Senin, 01 Juli 2013

Aku Diam-diam Menunggumu, di Sini.

“Jangan lupa jam tiga nanti, ya.” 

Aku membalas singkat pesan masuk tersebut dari teman SMA-ku. 

“Oke, sip!”

Aku bergegas merapikan diri. Kukenakan pakaian terbaikku untuk menghadiri acara ulang tahun temanku sore ini; kemeja berwarna merah ditambah dengan dasi hitam yang akan menambah nilai rapih. Tak butuh waktu lama, kuambil kunci motor lalu pergi menuju acara tersebut.
Seperti biasanya jalan di sekitar sini memang sering sekali macet. Aku tak ambil pusing. Dengan sabarnya aku menyalip beberapa mobil di depanku sambil bernyanyi-nyanyi kecil layaknya orang yang tak dikejar waktu. Padahal pada saat itu jam sudah menunjukkan pukul dua lewat empat puluh menit. Ya, aku harus cepat agar tidak terlambat. 

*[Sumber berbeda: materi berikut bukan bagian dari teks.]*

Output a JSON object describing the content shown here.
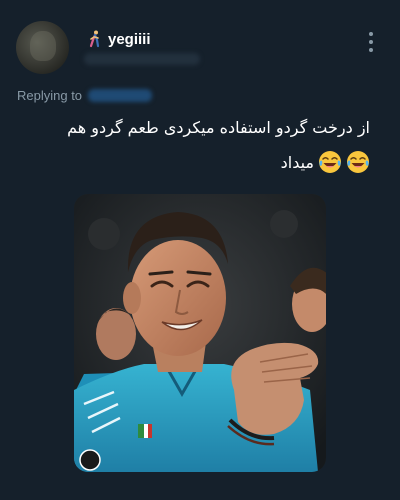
{
  "author": {
    "display_name": "yegiiii",
    "name_emoji_icon": "person-walking-icon"
  },
  "reply": {
    "label": "Replying to"
  },
  "tweet": {
    "text_line_1": "از درخت گردو استفاده میکردی طعم گردو هم",
    "text_line_2": "میداد",
    "emoji_icon": "face-with-tears-of-joy-icon"
  },
  "actions": {
    "more_icon": "more-vertical-icon"
  },
  "colors": {
    "background": "#15202b",
    "text_primary": "#ffffff",
    "text_secondary": "#8899a6",
    "jersey": "#2ea7c7"
  }
}
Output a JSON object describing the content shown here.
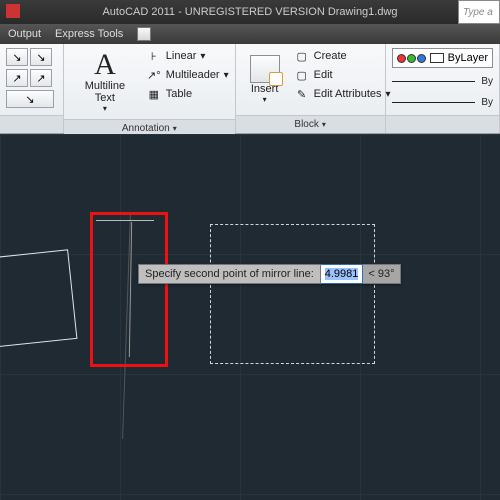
{
  "title": "AutoCAD 2011 - UNREGISTERED VERSION    Drawing1.dwg",
  "search_placeholder": "Type a",
  "tabs": {
    "output": "Output",
    "express": "Express Tools"
  },
  "annotation": {
    "textBtn": "Multiline Text",
    "linear": "Linear",
    "multileader": "Multileader",
    "table": "Table",
    "panel": "Annotation"
  },
  "block": {
    "insert": "Insert",
    "create": "Create",
    "edit": "Edit",
    "editAttr": "Edit Attributes",
    "panel": "Block"
  },
  "props": {
    "layerName": "ByLayer",
    "line1": "By",
    "line2": "By"
  },
  "prompt": {
    "text": "Specify second point of mirror line:",
    "value": "4.9981",
    "angle": "< 93°"
  }
}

(Lima belas menit berlalu..)

“Haaaah..” 

Dari kejauhan sudah tampak rumah tempat teman SMA-ku tinggal. Tepat di depan rumahnya, kuparkir motor yang kugunakan, lalu menghampiri sang tuan rumah. Dia adalah Mira yang pada saat itu berada di depan halaman rumah. Tanpa basa-basi aku langsung mengatakan kalimat ucapan ulang tahun yang cukup sederhana.

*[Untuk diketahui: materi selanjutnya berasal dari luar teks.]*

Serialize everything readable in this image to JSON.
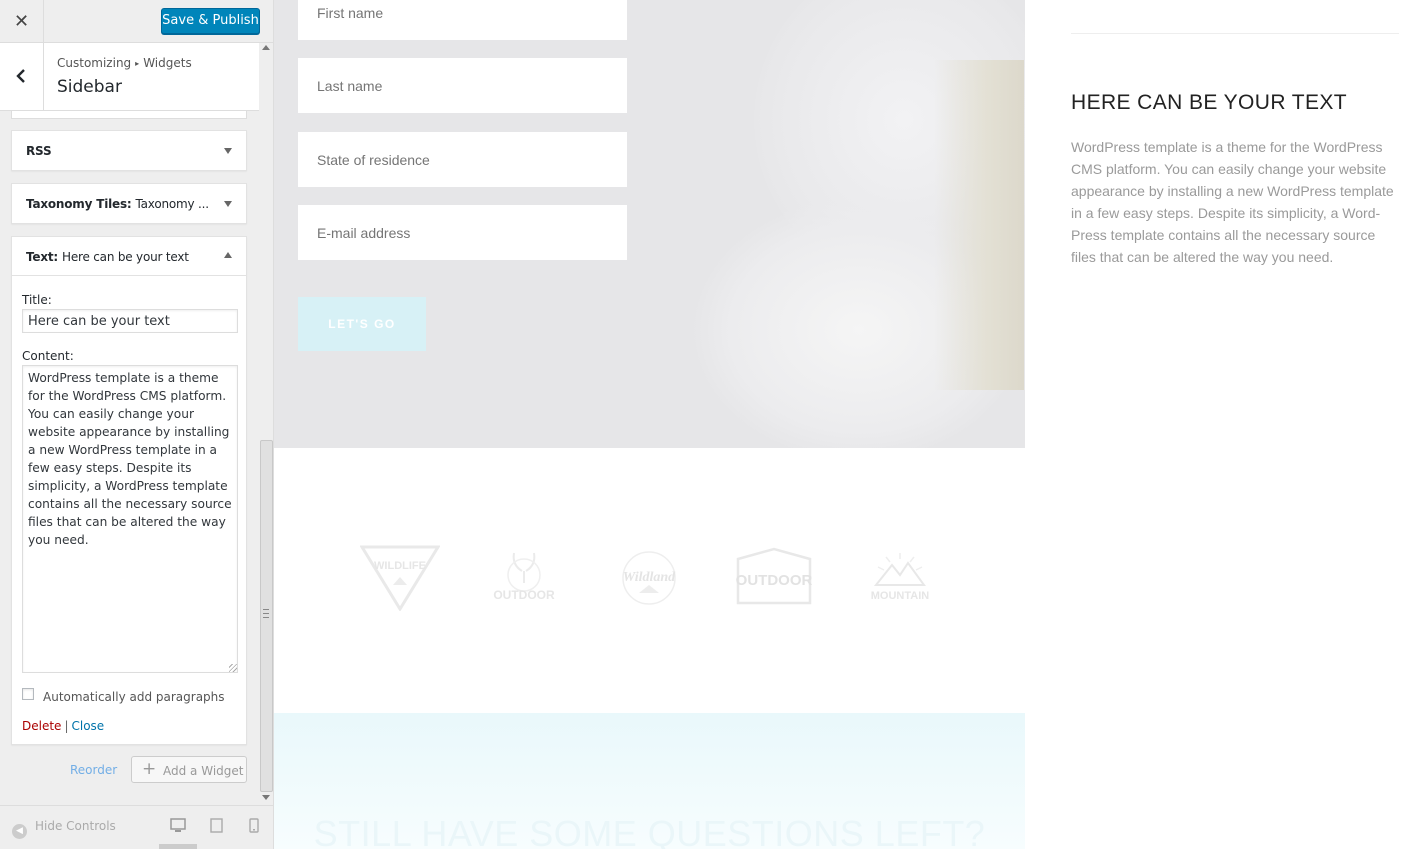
{
  "topbar": {
    "close_glyph": "✕",
    "publish_label": "Save & Publish"
  },
  "section": {
    "breadcrumb_parent": "Customizing",
    "breadcrumb_child": "Widgets",
    "title": "Sidebar"
  },
  "widgets": [
    {
      "name": "RSS",
      "subtitle": ""
    },
    {
      "name": "Taxonomy Tiles:",
      "subtitle": "Taxonomy ..."
    },
    {
      "name": "Text:",
      "subtitle": "Here can be your text"
    }
  ],
  "text_widget": {
    "title_label": "Title:",
    "title_value": "Here can be your text",
    "content_label": "Content:",
    "content_value": "WordPress template is a theme for the WordPress CMS platform. You can easily change your website appearance by installing a new WordPress template in a few easy steps. Despite its simplicity, a WordPress template contains all the necessary source files that can be altered the way you need.",
    "autop_label": "Automatically add paragraphs",
    "autop_checked": false,
    "delete_label": "Delete",
    "separator": "|",
    "close_label": "Close"
  },
  "panel_actions": {
    "reorder_label": "Reorder",
    "add_widget_label": "Add a Widget"
  },
  "footer": {
    "hide_controls_label": "Hide Controls",
    "active_device": "desktop"
  },
  "preview": {
    "form": {
      "first_name_placeholder": "First name",
      "last_name_placeholder": "Last name",
      "state_placeholder": "State of residence",
      "email_placeholder": "E-mail address",
      "submit_label": "LET'S GO"
    },
    "logos": [
      {
        "name": "wildlife-logo",
        "text": "WILDLIFE"
      },
      {
        "name": "outdoor-deer-logo",
        "text": "OUTDOOR"
      },
      {
        "name": "wildland-logo",
        "text": "Wildland"
      },
      {
        "name": "outdoor-badge-logo",
        "text": "OUTDOOR"
      },
      {
        "name": "mountain-logo",
        "text": "MOUNTAIN"
      }
    ],
    "cta_title": "STILL HAVE SOME QUESTIONS LEFT?",
    "sidebar_title": "HERE CAN BE YOUR TEXT",
    "sidebar_text": "WordPress template is a theme for the WordPress CMS platform. You can easily change your website appearance by installing a new WordPress template in a few easy steps. Despite its simplicity, a Word-Press template contains all the necessary source files that can be altered the way you need."
  },
  "colors": {
    "publish": "#0085ba",
    "delete": "#aa0000",
    "link": "#0073aa",
    "button_light": "#d7f1f6"
  }
}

“Hei! Selamat ulang tahun ya, Mira.” Ucapku sambil mengejutkannya. 

“Eh, Ryan. Akhirnya kamu datang juga. Makasih yah.”

Aku berbincang-bincang dengannya tentang apa saja yang menurut kita asik. Aku dan Mira larut dalam obrolan seru, sampai tanpa sadar, sudah banyak yang berdatangan. 




“Selamat datang semuanya!” Mira menyambut mereka dengan ramah.

Ruangan mendadak riuh. Kulihat semua teman sekelasku tampak menghadiri acara ini. Sampai suatu ketika, aku melihat satu perempuan sedang duduk di pojok yang pada saat itu mengenakan gaun biru yang menurutku cantik. 

Ah, dia adalah Vina. Perempuan yang selama ini kudambakan. Setahun mencintai diam-diam sejak mengenalnya di kantin sekolah. Bagiku, dengan mencintai diam-diam, aku tidak perlu merasakan patah hati. Bagaimana pun dia, aku mencintainya. Memang terdengar gila, tapi begitulah adanya.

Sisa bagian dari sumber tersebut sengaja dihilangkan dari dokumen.